Human senses are remarkable. We all take for granted how very easily we can pick out a familiar face from a crowd. It's so simple, in fact, we hardly consider it. But how easily can we spot a voice we know in the herd? A new study from Canada has found that — more than 99 percent of the time — two words are enough for people with normal hearing to distinguish the voice of a close friend or relative among other voices.
Conducted by Julien Plante-Hébert who is a voice recognition doctoral student at the Department of Linguistics and Translation at the University of Montreal, the study involved playing a multiple recordings to 44 Canadian French-speaking people aged between 18 and 65. The subjects were then asked which of the 10 male voices they had heard was familiar to them. It turned out that, to make an accurate identification, "merci beaucoup" was all they needed to hear.
"The auditory capacities of humans are exceptional in terms of identifying familiar voices," says Plante-Hébert. "At birth, babies can already recognize the voice of their mothers and distinguish the sounds of foreign languages." To evaluate these skills, he created a series of voice "lineups" — a similar technique to the visual identification procedures used by police in that a witness is asked to look at number of individuals sharing similar physical traits and pick out the one most familiar.
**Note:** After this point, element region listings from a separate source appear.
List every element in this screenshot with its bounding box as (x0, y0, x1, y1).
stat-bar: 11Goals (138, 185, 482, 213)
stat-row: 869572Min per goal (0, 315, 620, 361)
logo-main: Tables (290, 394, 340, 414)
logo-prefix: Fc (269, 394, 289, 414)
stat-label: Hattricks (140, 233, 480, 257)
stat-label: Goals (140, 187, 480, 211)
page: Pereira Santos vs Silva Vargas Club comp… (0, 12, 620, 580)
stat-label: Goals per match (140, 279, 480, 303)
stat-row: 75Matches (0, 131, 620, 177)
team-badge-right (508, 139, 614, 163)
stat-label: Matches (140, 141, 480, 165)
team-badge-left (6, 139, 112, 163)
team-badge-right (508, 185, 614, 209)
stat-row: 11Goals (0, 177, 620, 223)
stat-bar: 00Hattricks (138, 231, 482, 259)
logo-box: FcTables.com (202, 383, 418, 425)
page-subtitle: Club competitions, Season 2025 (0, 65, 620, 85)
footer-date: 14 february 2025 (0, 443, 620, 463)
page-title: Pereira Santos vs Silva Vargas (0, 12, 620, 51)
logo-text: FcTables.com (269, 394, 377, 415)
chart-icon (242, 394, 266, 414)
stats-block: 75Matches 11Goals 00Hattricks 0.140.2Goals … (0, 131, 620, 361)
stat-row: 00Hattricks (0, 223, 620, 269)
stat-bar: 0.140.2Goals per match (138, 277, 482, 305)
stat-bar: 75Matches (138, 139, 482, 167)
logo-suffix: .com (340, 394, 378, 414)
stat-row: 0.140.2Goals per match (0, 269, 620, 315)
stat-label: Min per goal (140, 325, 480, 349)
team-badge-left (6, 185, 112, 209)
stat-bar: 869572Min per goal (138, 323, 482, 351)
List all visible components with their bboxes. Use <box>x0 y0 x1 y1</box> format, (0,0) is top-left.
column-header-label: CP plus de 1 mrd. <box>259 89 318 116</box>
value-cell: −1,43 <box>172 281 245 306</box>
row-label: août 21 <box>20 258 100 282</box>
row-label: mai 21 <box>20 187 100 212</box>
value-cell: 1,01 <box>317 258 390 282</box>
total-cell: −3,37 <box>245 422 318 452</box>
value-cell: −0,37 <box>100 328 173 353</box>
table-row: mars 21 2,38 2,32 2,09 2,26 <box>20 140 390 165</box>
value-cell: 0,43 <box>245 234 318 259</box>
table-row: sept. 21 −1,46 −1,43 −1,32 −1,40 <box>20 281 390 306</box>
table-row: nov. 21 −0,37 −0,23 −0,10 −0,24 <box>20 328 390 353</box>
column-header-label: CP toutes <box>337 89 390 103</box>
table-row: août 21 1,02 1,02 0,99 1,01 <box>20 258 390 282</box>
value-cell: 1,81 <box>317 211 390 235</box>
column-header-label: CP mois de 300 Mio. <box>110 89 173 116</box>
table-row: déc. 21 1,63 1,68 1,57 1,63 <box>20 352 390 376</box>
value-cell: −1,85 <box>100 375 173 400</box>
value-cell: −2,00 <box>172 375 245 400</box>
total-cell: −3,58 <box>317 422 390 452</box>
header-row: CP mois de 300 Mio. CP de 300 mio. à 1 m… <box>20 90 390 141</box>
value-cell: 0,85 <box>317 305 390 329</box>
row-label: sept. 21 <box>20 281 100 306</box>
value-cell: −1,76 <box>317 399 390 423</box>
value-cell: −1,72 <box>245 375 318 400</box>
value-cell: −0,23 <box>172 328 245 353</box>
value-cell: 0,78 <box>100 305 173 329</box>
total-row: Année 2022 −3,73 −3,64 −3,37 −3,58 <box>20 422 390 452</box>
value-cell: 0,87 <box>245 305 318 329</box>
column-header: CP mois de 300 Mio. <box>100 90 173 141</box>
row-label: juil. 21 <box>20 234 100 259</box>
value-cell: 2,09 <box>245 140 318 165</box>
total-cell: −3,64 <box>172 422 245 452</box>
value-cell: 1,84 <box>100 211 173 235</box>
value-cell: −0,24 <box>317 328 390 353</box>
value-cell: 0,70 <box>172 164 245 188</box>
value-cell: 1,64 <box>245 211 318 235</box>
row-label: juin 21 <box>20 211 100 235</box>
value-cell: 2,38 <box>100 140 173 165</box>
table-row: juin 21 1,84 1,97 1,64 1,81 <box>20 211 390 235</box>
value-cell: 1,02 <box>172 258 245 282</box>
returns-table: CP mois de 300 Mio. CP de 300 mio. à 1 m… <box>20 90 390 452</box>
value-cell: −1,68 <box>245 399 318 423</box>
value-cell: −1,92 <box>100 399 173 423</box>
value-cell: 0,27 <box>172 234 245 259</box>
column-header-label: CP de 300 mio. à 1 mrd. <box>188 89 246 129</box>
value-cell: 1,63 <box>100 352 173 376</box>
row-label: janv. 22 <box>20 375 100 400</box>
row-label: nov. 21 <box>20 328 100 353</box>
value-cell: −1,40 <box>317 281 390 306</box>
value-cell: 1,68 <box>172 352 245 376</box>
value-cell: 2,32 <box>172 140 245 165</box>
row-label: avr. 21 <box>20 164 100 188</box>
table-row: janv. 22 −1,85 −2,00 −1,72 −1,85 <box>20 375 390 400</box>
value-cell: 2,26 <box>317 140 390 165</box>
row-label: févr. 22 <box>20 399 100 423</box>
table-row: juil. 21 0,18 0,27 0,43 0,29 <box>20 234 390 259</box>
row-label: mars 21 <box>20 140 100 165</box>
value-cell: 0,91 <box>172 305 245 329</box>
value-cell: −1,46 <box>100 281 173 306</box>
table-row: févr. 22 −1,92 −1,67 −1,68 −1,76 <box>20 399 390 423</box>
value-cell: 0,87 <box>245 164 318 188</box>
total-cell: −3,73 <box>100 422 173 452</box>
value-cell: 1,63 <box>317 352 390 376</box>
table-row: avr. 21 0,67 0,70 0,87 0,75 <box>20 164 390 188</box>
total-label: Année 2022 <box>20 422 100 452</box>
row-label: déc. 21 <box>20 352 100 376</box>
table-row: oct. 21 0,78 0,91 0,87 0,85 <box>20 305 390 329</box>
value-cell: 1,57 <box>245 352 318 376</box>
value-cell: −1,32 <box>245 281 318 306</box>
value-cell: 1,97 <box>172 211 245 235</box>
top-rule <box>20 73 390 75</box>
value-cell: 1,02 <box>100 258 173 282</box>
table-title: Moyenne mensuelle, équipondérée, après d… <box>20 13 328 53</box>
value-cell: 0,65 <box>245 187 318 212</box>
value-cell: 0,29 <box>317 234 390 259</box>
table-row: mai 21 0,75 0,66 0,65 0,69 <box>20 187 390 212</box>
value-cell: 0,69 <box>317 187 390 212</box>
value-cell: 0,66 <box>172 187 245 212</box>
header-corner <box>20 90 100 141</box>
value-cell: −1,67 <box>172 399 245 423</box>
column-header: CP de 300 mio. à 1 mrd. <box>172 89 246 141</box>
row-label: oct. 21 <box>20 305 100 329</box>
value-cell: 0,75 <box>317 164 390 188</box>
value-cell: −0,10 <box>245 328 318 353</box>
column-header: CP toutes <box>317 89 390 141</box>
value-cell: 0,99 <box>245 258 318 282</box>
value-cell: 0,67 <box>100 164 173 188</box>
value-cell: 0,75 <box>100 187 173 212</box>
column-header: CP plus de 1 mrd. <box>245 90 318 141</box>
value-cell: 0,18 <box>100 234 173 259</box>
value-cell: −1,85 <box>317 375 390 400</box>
"A voice lineup is an analogous procedure in which several voices with similar acoustic aspects are presented," says Plante-Hébert. "In my study, each voice lineup contained different lengths of utterances varying from one to eighteen syllables." It was found that the degree to which the voice could be recognized was directly related to the length of phrase heard. "Familiarity between the target voice and the identifier was defined by the degree of contact between the interlocutors," says Plante-Hébert.
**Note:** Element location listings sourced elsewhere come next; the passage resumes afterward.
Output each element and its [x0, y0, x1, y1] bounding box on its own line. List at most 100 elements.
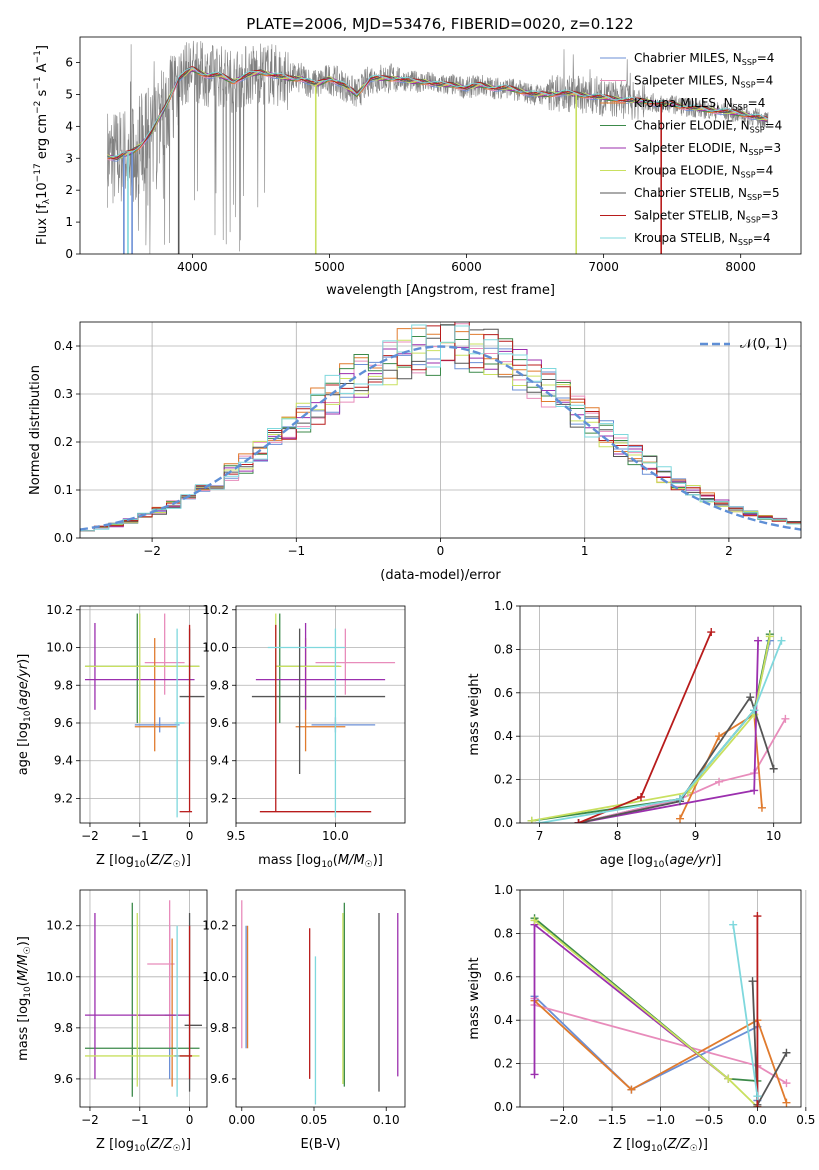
residuals-ytick-label: 0.0 — [54, 531, 73, 545]
legend-label: Salpeter STELIB, NSSP=3 — [634, 209, 778, 225]
weight-marker — [782, 1098, 791, 1107]
weight_vs_age-ytick-label: 0.2 — [494, 773, 513, 787]
mass_vs_Z-ytick-label: 9.6 — [54, 1072, 73, 1086]
residuals-ytick-label: 0.3 — [54, 387, 73, 401]
spectrum-xtick-label: 4000 — [177, 260, 208, 274]
weight_vs_age-ytick-label: 0.6 — [494, 686, 513, 700]
y-axis-label: Flux [fλ10−17 erg cm−2 s−1 A−1] — [33, 45, 52, 245]
weight_vs_age-xtick-label: 7 — [536, 829, 544, 843]
x-axis-label-part: 10 — [134, 1144, 146, 1154]
y-axis-label-part: ( — [16, 981, 31, 986]
y-axis-label-part: −17 — [33, 163, 43, 182]
residuals-xtick-label: 0 — [437, 544, 445, 558]
x-axis-label-part: )] — [373, 853, 383, 868]
age_vs_mass-ytick-label: 9.8 — [210, 678, 229, 692]
mass_vs_Z-plot-area — [84, 900, 203, 1097]
weight-marker — [676, 814, 685, 823]
legend-label-part: SSP — [733, 103, 748, 112]
weight_vs_age-xtick-label: 9 — [692, 829, 700, 843]
y-axis-label-part: ☉ — [23, 946, 33, 954]
x-axis-label-part: )] — [711, 853, 721, 868]
age_vs_mass-ytick-label: 9.2 — [210, 791, 229, 805]
mass_vs_Z-xtick-label: −1 — [131, 1113, 149, 1127]
weight_vs_Z-panel: −2.0 −1.5 −1.0 −0.5 0.0 0.5 0.0 0.2 0.4 0.6 0.8 1.0… — [467, 883, 815, 1154]
weight-marker — [627, 1085, 636, 1094]
legend-label-part: =4 — [757, 51, 775, 65]
spectrum-ytick-label: 5 — [65, 87, 73, 101]
residuals-frame — [79, 321, 802, 539]
legend-label-part: =3 — [761, 209, 779, 223]
legend-label: Kroupa ELODIE, NSSP=4 — [634, 164, 773, 180]
mass_vs_EBV-ytick-label: 10.2 — [202, 919, 229, 933]
weight_vs_Z-ytick-label: 0.4 — [494, 1013, 513, 1027]
mass_vs_EBV-xtick-label: 0.05 — [301, 1113, 328, 1127]
y-axis-label-part: 10 — [23, 986, 33, 998]
residuals-plot-area — [80, 322, 801, 532]
mass_vs_EBV-frame — [235, 889, 406, 1108]
age_vs_Z-ytick-label: 9.8 — [54, 678, 73, 692]
y-axis-label: mass [log10(M/M☉)] — [16, 936, 33, 1061]
x-axis-label-part: 10 — [651, 1144, 663, 1154]
mass_vs_EBV-ytick-label: 9.8 — [210, 1021, 229, 1035]
weight-marker — [750, 706, 759, 715]
legend-label-part: SSP — [746, 216, 761, 225]
weight-marker — [757, 803, 766, 812]
y-axis-label-part: −1 — [33, 76, 43, 89]
x-axis-label-part: ☉ — [365, 860, 373, 870]
weight_vs_age-ytick-label: 0.0 — [494, 816, 513, 830]
weight_vs_age-frame — [519, 605, 802, 824]
weight-line — [539, 640, 783, 823]
x-axis-label: Z [log10(Z/Z☉)] — [96, 1137, 191, 1154]
x-axis-label-part: 10 — [321, 860, 333, 870]
x-axis-label-part: Z/Z — [667, 1137, 691, 1152]
weight-marker — [729, 920, 738, 929]
weight_vs_age-xtick-label: 8 — [614, 829, 622, 843]
residuals-xtick-label: 1 — [581, 544, 589, 558]
model-spectrum-line — [107, 66, 768, 159]
spectrum-ytick-label: 2 — [65, 183, 73, 197]
legend-label-part: Salpeter MILES, N — [634, 74, 741, 88]
model-spectrum-line — [107, 66, 768, 160]
residuals-xtick-label: −2 — [143, 544, 161, 558]
residuals-ytick-label: 0.4 — [54, 339, 73, 353]
y-axis-label-part: ] — [35, 45, 50, 50]
mass_vs_EBV-ytick-label: 10.0 — [202, 970, 229, 984]
legend-label-part: =4 — [765, 119, 783, 133]
legend-label-part: =4 — [748, 96, 766, 110]
age_vs_Z-xtick-label: 0 — [186, 829, 194, 843]
legend-label-part: Chabrier MILES, N — [634, 51, 742, 65]
legend-label-part: SSP — [750, 126, 765, 135]
residuals-ytick-label: 0.1 — [54, 483, 73, 497]
x-axis-label-part: E(B-V) — [300, 1137, 340, 1152]
weight-marker — [574, 819, 583, 823]
x-axis-label-part: )] — [181, 1137, 191, 1152]
legend-label-part: SSP — [741, 171, 756, 180]
x-axis-label-part: ☉ — [173, 1144, 181, 1154]
spectrum-ytick-label: 0 — [65, 247, 73, 261]
age_vs_Z-xtick-label: −2 — [81, 829, 99, 843]
mass_vs_Z-xtick-label: 0 — [186, 1113, 194, 1127]
mass_vs_Z-ytick-label: 10.0 — [46, 970, 73, 984]
age_vs_Z-ytick-label: 9.6 — [54, 716, 73, 730]
model-spectrum-line — [107, 68, 768, 160]
weight-line — [531, 636, 771, 822]
legend-label-part: SSP — [747, 193, 762, 202]
x-axis-label: Z [log10(Z/Z☉)] — [96, 853, 191, 870]
x-axis-label-part: Z [log — [96, 853, 134, 868]
y-axis-label-part: 10 — [23, 710, 33, 722]
x-axis-label: age [log10(age/yr)] — [600, 853, 722, 870]
weight-line — [732, 924, 759, 1097]
weight-marker — [782, 1048, 791, 1057]
weight-line — [578, 695, 775, 823]
residuals-xtick-label: −1 — [287, 544, 305, 558]
age_vs_mass-ytick-label: 9.4 — [210, 754, 229, 768]
weight-marker — [715, 732, 724, 741]
weight-marker — [769, 764, 778, 773]
y-axis-label-part: A — [35, 63, 50, 76]
legend-label-part: Salpeter ELODIE, N — [634, 141, 748, 155]
weight_vs_age-ytick-label: 0.8 — [494, 642, 513, 656]
spectrum-xtick-label: 7000 — [588, 260, 619, 274]
weight-marker — [535, 819, 544, 823]
y-axis-label-part: s — [35, 89, 50, 100]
The researcher found that familiarity with the speaker had little effect on the ability to identify short utterances — even with a friendly voice, the spoken phrases were difficult for the participants to decipher. However, with phrases of four or more syllables — such as "merci beaucoup" — there was an almost 100 percent success rate for very familiar voices. Despite needing that little bit more data, the human ear (and brain) is remarkably more skilled than our best voice processing instruments.
"Identification rates exceed those currently obtained with automatic systems," says Plante-Hébert. The best speech recognition apparatus, he suggests, is much less efficient than our own auditory systems — having only a 92 percent success rate compared to more than 99.9 percent for humans. Even in a noisy environment, humans can exceed machine-based recognition because of our brain's ability to filter out ambient noise.
"Automatic speaker recognition is in fact the least accurate biometric factor compared to fingerprints or face or iris recognition," Plante-Hébert says. "While advanced technologies are able to capture a large amount of speech information, only humans so far are able to recognize familiar voices with almost total accuracy." So it seems our ears are just as good as our eyes at picking out of the crowd the familiar nuances, the inflections, tones and patterns of speech, we are used to. You heard it here first.